You can start this process by observing your teammates now, seeing how they work and adding some of their techniques to your repertoire.
Are you learning how to pass feedback up the ladder? Are you working on receiving feedback? If not, you should be. A huge part of the sales manager’s job is communication: coaching, sharing information, and giving and receiving feedback.
The better you get at this, the better sales manager you’ll be.
Here are some resources we recommend.
Cracking the Sales Management Code, Jason Jordan
One of our favorite books on Sales Management, Cracking the Sales Management Code supplies a wealth of insights for managers and executives trying to get the most out of their teams. Jordan’s research-based advice tackles sales processes, sales metrics, and strategic sales objectives, offering practical, actionable techniques for improving sales organizations of all sizes.
Arguably the most important book on sales compensation, Compensating the Sales Force compiles a career’s worth of insight into a single volume. There are few aspects of sales compensation that aren’t comprehensively engaged by Cichelli’s prose. Filled with straightforward guidelines for all sales organizations, Cichelli’s book is an essential component of any sales leader’s toolkit.
The Future of Sales Compensation, Chad Albrecht and Steve Marlet
Two experts in the world of sales compensation come together to figure out how sales incentive programs should keep pace with the changing business world. This is essential reading for sales leaders interested in maintaining a competitive edge, Albrecht and Marley’s book offers copious approaches for rethinking sales compensation in the new, digital economy.
The Challenger Sale, Matthew Dixon
Dixon provides a number of new strategies for selling large-scale enterprise solutions. The primary argument is that there’s only one sales approach truly appropriate for this sales context.
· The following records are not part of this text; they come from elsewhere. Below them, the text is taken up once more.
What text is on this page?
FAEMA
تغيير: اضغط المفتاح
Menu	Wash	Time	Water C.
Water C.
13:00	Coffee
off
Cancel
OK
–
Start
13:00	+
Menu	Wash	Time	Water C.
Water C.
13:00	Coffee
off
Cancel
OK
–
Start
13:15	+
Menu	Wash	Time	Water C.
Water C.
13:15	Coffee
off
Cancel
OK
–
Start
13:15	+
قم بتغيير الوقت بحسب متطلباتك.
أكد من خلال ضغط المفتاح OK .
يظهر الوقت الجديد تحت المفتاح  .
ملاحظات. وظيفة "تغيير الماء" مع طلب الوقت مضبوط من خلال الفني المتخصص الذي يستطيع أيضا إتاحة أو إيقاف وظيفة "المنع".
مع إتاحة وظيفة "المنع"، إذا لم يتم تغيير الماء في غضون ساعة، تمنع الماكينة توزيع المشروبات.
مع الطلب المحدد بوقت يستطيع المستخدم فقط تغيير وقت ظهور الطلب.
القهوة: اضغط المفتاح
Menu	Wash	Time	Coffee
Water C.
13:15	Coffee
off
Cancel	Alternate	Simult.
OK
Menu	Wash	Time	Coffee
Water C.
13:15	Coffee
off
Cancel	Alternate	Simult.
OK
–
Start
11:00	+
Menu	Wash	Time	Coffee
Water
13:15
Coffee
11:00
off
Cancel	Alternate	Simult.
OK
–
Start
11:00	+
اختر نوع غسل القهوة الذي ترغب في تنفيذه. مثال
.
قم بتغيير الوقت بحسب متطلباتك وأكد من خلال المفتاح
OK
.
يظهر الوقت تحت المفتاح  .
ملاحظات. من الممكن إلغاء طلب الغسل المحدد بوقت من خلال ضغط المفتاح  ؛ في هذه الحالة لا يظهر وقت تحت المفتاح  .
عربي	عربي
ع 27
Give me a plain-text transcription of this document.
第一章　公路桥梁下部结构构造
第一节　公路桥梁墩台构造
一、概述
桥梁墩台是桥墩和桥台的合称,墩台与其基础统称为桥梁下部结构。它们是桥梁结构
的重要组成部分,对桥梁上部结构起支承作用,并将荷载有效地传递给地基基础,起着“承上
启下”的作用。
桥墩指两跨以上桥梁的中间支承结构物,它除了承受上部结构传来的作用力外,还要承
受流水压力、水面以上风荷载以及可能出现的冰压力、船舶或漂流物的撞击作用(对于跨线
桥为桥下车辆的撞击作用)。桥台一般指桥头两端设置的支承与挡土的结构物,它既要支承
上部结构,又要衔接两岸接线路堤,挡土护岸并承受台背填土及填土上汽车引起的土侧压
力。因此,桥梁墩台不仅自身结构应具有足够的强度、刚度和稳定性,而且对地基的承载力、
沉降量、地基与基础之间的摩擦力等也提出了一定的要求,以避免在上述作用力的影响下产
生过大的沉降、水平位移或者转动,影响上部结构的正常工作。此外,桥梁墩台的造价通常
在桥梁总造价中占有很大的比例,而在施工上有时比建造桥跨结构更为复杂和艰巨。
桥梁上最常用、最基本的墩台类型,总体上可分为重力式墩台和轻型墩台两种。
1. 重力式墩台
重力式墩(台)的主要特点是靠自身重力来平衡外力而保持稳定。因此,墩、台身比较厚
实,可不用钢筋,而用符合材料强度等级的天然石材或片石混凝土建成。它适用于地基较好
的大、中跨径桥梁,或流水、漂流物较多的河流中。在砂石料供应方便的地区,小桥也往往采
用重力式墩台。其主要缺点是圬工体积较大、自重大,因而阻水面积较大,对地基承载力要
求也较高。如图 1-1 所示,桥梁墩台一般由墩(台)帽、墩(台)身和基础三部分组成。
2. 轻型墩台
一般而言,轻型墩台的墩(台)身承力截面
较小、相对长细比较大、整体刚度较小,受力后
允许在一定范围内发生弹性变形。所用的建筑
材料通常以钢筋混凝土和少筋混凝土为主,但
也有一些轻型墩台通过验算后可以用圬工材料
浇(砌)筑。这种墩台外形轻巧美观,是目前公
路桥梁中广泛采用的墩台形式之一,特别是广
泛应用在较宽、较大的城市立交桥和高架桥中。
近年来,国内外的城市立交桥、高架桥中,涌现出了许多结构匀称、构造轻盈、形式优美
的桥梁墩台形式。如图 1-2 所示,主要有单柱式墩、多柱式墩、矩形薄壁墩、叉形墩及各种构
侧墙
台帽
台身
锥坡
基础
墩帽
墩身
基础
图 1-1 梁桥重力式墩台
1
Luckily, any strategies that make up this approach can be taught to anyone. Dixon calls reps who adopt this approach “challengers” and details a method for fitting all sales reps into this mold.
Connected Planning Xperience (CPX) is the world’s preeminent planning event. Hosted in San Francisco and shared around the world, it’s a once-a-year opportunity for businesses to gather and share insights on the power of Connected Planning.
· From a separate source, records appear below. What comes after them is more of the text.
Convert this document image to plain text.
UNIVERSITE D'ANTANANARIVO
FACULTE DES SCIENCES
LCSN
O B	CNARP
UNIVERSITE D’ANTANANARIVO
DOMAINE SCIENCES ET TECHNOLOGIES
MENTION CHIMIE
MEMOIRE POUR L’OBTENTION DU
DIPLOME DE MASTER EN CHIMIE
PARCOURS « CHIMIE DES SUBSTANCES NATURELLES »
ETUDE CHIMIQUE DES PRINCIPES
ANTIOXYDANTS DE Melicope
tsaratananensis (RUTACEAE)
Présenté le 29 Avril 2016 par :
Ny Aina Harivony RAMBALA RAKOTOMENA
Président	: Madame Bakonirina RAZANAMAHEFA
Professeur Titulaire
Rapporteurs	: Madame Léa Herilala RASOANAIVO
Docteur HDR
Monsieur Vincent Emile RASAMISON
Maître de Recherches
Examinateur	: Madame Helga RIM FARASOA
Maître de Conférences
The Gartner CSO & Sales Leader Conference is for sales leaders focused on sales operations and enablement who come together each year to share the latest research covering sales talent, customer buying behavior, account-based marketing strategies, and leveraging digital channels.
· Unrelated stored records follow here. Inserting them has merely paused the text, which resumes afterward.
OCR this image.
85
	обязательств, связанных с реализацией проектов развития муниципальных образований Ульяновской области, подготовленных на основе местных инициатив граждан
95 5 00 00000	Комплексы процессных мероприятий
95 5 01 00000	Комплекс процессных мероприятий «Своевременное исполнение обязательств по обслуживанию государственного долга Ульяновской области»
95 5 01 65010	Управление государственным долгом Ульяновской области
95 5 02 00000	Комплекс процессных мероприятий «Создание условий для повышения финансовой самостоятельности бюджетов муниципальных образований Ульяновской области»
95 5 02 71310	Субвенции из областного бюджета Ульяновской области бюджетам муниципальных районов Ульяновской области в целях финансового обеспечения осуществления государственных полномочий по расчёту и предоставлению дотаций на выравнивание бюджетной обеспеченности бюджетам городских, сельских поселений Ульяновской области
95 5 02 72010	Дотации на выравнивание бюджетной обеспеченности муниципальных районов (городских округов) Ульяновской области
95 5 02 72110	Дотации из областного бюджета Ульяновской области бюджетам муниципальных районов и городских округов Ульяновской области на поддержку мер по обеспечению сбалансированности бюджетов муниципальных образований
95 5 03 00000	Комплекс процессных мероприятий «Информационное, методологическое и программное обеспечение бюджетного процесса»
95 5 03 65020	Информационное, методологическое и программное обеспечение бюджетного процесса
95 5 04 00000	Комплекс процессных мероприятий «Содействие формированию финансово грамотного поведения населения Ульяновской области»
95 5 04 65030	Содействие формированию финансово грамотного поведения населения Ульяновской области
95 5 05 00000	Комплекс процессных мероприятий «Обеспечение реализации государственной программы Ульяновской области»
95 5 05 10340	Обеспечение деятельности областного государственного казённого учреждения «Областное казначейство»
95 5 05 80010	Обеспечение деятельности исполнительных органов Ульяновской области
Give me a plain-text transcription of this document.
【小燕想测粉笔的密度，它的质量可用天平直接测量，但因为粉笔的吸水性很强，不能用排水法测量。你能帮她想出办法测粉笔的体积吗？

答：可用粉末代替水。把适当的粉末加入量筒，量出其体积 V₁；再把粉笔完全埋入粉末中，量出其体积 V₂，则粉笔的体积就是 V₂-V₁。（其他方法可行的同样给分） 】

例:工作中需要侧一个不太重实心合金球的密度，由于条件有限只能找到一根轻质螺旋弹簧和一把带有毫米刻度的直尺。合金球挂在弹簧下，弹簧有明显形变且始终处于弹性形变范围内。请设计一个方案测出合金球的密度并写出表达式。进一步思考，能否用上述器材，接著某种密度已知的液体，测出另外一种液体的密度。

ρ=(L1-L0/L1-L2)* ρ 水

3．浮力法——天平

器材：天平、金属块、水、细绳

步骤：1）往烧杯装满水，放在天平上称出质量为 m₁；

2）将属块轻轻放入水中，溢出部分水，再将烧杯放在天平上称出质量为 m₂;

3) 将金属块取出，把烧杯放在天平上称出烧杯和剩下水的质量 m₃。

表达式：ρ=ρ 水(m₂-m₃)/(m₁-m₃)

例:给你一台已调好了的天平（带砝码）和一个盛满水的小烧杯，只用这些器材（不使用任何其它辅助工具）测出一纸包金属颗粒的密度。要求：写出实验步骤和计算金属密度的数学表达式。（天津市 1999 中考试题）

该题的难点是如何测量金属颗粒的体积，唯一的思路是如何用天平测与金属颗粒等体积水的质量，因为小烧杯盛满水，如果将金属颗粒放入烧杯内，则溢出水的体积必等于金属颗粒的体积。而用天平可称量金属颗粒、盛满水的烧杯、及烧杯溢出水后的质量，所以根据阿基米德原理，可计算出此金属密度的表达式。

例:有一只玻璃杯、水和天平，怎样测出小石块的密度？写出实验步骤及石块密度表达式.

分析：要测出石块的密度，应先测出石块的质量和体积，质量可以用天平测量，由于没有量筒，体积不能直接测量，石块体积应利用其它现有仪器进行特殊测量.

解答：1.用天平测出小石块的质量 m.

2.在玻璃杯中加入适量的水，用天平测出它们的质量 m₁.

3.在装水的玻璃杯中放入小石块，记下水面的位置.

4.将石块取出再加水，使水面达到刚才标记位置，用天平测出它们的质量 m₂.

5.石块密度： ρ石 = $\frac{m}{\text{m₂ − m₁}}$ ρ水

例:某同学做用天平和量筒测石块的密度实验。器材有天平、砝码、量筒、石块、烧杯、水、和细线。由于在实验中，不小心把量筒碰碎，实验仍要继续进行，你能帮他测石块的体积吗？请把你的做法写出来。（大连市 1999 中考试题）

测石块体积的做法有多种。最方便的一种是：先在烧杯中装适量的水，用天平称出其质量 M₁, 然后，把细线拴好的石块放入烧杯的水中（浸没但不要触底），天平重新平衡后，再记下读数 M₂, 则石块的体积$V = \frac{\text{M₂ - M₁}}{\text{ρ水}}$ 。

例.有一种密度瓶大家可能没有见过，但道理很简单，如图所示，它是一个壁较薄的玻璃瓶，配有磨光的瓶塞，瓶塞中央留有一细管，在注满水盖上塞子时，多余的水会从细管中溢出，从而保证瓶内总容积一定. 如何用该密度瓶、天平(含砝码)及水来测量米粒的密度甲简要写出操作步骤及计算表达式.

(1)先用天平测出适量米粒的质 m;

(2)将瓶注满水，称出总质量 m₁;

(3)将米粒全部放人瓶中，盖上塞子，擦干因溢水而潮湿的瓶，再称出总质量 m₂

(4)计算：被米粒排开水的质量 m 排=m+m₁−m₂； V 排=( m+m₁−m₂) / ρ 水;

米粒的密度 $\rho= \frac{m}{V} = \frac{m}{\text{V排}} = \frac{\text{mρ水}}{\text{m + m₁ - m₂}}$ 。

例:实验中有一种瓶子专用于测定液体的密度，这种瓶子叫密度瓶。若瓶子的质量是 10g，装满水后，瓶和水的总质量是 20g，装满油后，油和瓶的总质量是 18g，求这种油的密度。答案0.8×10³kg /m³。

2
SiriusDecisions Summit is one of the primary conferences for thinking about the future of sales management. Now that SiriusDecisions has been acquired by Forrester, there are certain to be many new insights available to attendees.
Held in August every year, Spotlight on Sales Compensation is one of America’s main conferences for sales compensation. Hear from companies, analysts, and sales leaders who are developing new approaches to sales comp, and who are ready to share their successes.